Fix the root cause. Don't retry flaky tests — delete them or repair them.
Running tests
./api test
./vendor/bin/pest
./vendor/bin/pest --filter='User'
./vendor/bin/pest tests/Unit/
./vendor/bin/pest --coverage
./vendor/bin/pest --bail
./vendor/bin/pest --parallel
Coverage — use as a signal, not a goal
Coverage tells you what code is exercised, not what's tested. A file can have 100% line coverage with no real assertions.
Targets:
- Library core: 85%+ line coverage, 95%+ for critical paths (validation, auth, ORM).
- New code in a PR: no new uncovered branches.
Don't chase 100%. A throw new AssertionError('unreachable') defensive branch doesn't need a test.
Test file conventions
- File name:
<ClassName>Test.php mirrors src/<ClassName>.php.
- Namespace:
Tests\Unit\... / Tests\Feature\... / Tests\Integration\....

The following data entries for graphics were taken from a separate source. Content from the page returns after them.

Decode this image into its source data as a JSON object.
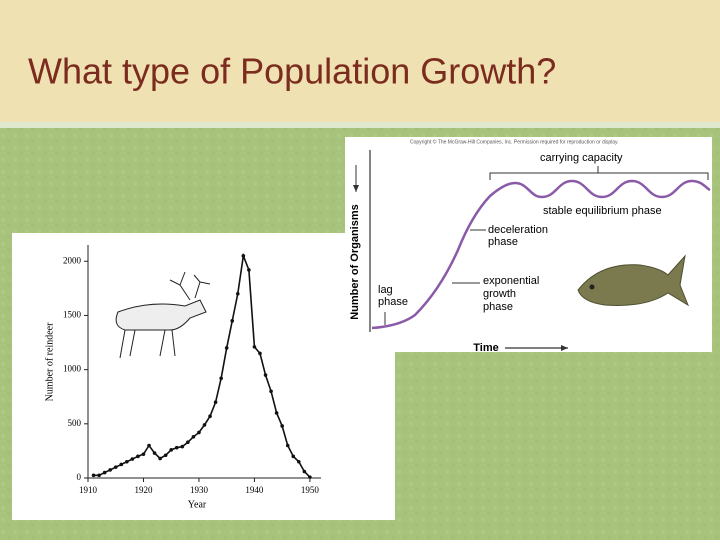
{
  "slide": {
    "title": "What type of Population Growth?"
  },
  "chart_data": {
    "type": "line",
    "x_label": "Year",
    "y_label": "Number of reindeer",
    "x": [
      1911,
      1912,
      1913,
      1914,
      1915,
      1916,
      1917,
      1918,
      1919,
      1920,
      1921,
      1922,
      1923,
      1924,
      1925,
      1926,
      1927,
      1928,
      1929,
      1930,
      1931,
      1932,
      1933,
      1934,
      1935,
      1936,
      1937,
      1938,
      1939,
      1940,
      1941,
      1942,
      1943,
      1944,
      1945,
      1946,
      1947,
      1948,
      1949,
      1950
    ],
    "series": [
      {
        "color": "#111111",
        "values": [
          25,
          25,
          50,
          75,
          100,
          125,
          150,
          175,
          200,
          220,
          300,
          230,
          180,
          210,
          260,
          280,
          290,
          330,
          380,
          420,
          490,
          570,
          700,
          920,
          1200,
          1450,
          1700,
          2050,
          1920,
          1210,
          1150,
          950,
          800,
          600,
          480,
          300,
          200,
          150,
          60,
          8
        ]
      }
    ],
    "xlim": [
      1910,
      1952
    ],
    "ylim": [
      0,
      2150
    ],
    "xticks": [
      1910,
      1920,
      1930,
      1940,
      1950
    ],
    "yticks": [
      0,
      500,
      1000,
      1500,
      2000
    ]
  },
  "diagram": {
    "copyright": "Copyright © The McGraw-Hill Companies, Inc. Permission required for reproduction or display.",
    "y_label": "Number of Organisms",
    "x_label": "Time",
    "carrying_capacity": "carrying capacity",
    "stable": "stable equilibrium phase",
    "deceleration": [
      "deceleration",
      "phase"
    ],
    "lag": [
      "lag",
      "phase"
    ],
    "exponential": [
      "exponential",
      "growth",
      "phase"
    ]
  }
}
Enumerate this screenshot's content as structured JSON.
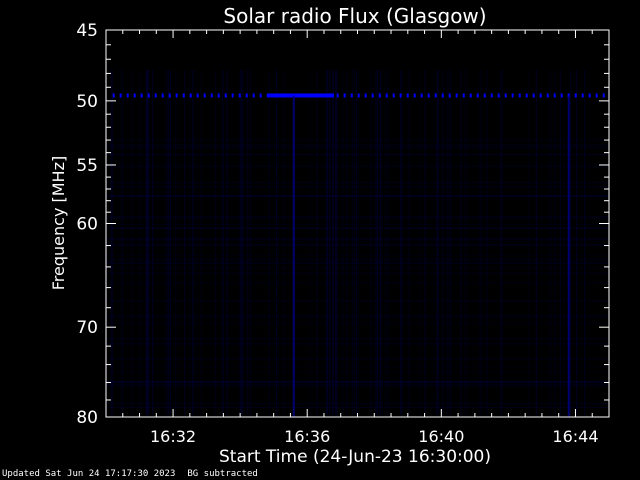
{
  "chart_data": {
    "type": "heatmap",
    "title": "Solar radio Flux (Glasgow)",
    "xlabel": "Start Time (24-Jun-23 16:30:00)",
    "ylabel": "Frequency [MHz]",
    "x_unit": "minutes after 16:30:00",
    "xlim": [
      0,
      15
    ],
    "ylim": [
      45,
      80
    ],
    "x_ticks": [
      {
        "value": 2,
        "label": "16:32"
      },
      {
        "value": 6,
        "label": "16:36"
      },
      {
        "value": 10,
        "label": "16:40"
      },
      {
        "value": 14,
        "label": "16:44"
      }
    ],
    "y_ticks": [
      {
        "value": 45,
        "label": "45"
      },
      {
        "value": 50,
        "label": "50"
      },
      {
        "value": 55,
        "label": "55"
      },
      {
        "value": 60,
        "label": "60"
      },
      {
        "value": 70,
        "label": "70"
      },
      {
        "value": 80,
        "label": "80"
      }
    ],
    "y_scale": "log",
    "colormap": [
      "#000000",
      "#00008b",
      "#0000ff"
    ],
    "features": [
      {
        "kind": "narrowband_interference",
        "frequency_mhz": 49.6,
        "t_start": 0.2,
        "t_end": 15.0
      },
      {
        "kind": "intensified_band",
        "frequency_mhz": 49.6,
        "t_start": 4.8,
        "t_end": 6.8
      },
      {
        "kind": "vertical_streak",
        "time": 5.6,
        "f_start": 49.6,
        "f_end": 80
      },
      {
        "kind": "vertical_streak",
        "time": 13.8,
        "f_start": 49.6,
        "f_end": 80
      }
    ],
    "grid": false
  },
  "footer": {
    "updated": "Updated Sat Jun 24 17:17:30 2023",
    "note": "BG subtracted"
  },
  "colors": {
    "background": "#000000",
    "axes": "#ffffff",
    "signal": "#0000ff"
  }
}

- One class per file; test file tests one production class.
declare(strict_types=1); at the top.
Pest-specific niceties
Higher-order testing
it('returns an array with name and email keys')
->expect(User::all()->first()->toArray())
->toHaveKeys(['name', 'email']);
Dataset from a closure
->with(function () {
return User::query()->active()->get()->map(fn ($u) => [$u->id]);
})
Shared architecture tests
arch('entities must extend Entity')
->expect('App\Entities')
->toExtend(Coagus\PhpApiBuilder\ORM\Entity::class);
arch('no debug calls in src')
->expect('Coagus\PhpApiBuilder')
->not->toUse(['dd', 'dump', 'var_dump', 'print_r']);
Architecture tests are cheap and catch whole categories of bugs.
What "done" looks like
A test suite that runs under 10 seconds for unit tests, clearly partitions unit/feature/integration, uses named fixtures, asserts on behavior not implementation, has zero flakes, and exercises the error paths as well as the happy paths.